One potential mechanism is autonomic: In people with joint hypermobility, there is variant collagen in both joints and vasculature. Many hypermobile people develop autonomic symptoms (e.g., racing heartbeat) related to problems with orthostatic vasoconstriction. In more severe cases this is expressed as form of dysautonomia known as postural tachycardia syndrome (PoTS)
This uncontrolled increased cardiac response may result (through associative learning mechanisms) in increased interoceptive sensitivity (Pollatos et al., 2007a), which in turn may have emotional consequences.
Nevertheless, this account emphasizes heart rate changes and it is known that both the interoceptive sensitivity in hypermobile individuals (and the dysautonomia in PoTS) extends beyond the cardiovascular system (Mathias et al., 2011).
With regards to the functional neuroimaging paradigm, hypermobile individuals manifest stronger neural reactivity to affective stimulation within brain regions known to be involved in emotional processing, particularly in anxiety (i.e., insula, brainstem, thalamus), when compared to non-hypermobile participants.
Specifically, hypermobile participants presented higher activation to sad scenes in areas implicated in interoceptive representation, feeling states and self-representation (i.e., insular cortex and inferolateral prefrontal cortex) as well as in areas implicated in encoding socially salient visual information (i.e., temporal cortices) and executive control processes (i.e., inferolateral prefrontal cortex) (Adolphs, 2001; Critchley and Harrison, 2013).
Hypermobile participants also revealed enhanced activity to anger scenes within insula, inferotemporal cortex and thalamus.
the enhanced activity within the insular cortex likely supports the association between hypermobility and interoceptive sensitivity (high accuracy in heartbeat detection) and, by extension, its association to anxiety. Our findings show a tendency to greater affective reactivity among hypermobile participants within emotion-related
brain areas. Thus, hypermobile individuals do not only have greater interoceptive sensitivity but also higher emotional reactivity to visual stimuli with affective salience.

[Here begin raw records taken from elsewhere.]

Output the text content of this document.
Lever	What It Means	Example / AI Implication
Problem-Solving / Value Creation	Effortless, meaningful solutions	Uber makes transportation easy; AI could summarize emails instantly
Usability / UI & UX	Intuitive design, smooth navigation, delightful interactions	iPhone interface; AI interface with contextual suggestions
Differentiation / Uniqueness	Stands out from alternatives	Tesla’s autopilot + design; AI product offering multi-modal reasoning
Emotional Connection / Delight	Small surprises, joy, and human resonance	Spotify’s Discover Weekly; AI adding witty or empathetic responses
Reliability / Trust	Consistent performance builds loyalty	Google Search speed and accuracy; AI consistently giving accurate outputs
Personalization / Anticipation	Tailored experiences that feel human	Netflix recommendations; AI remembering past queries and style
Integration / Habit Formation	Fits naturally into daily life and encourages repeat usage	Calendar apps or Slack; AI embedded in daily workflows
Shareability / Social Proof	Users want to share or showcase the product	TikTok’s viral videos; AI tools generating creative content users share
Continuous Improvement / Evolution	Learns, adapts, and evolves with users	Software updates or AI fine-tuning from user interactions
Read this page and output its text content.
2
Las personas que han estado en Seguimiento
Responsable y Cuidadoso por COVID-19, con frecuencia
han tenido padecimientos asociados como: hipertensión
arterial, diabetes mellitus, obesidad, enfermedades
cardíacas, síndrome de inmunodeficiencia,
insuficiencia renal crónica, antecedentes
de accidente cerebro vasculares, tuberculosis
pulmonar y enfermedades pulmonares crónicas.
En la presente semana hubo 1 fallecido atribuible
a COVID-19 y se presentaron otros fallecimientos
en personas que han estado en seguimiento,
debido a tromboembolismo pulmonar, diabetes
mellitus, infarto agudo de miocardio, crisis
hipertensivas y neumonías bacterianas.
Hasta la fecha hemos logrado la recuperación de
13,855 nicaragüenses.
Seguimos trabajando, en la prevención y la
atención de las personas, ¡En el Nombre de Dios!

Higher affective reactivity is described in people with anxiety disorders, particularly social anxiety disorder, where patients also display hyper-reactivity within similar brain regions (Goldin et al., 2009).
To conclude, we present the first functional laboratory and neuroimaging study of the relationship between anxiety and hypermobility that also examines interoceptive sensitivity (heartbeat detection). The interactions observed between anxiety, hypermobility and interoception, as well as the differences in the activity of particular emotional brain regions; provide an essential basis for future research constitutional factors underpinning anxiety disorders. Moreover, our findings have the potential to inform innovation in therapeutic approaches.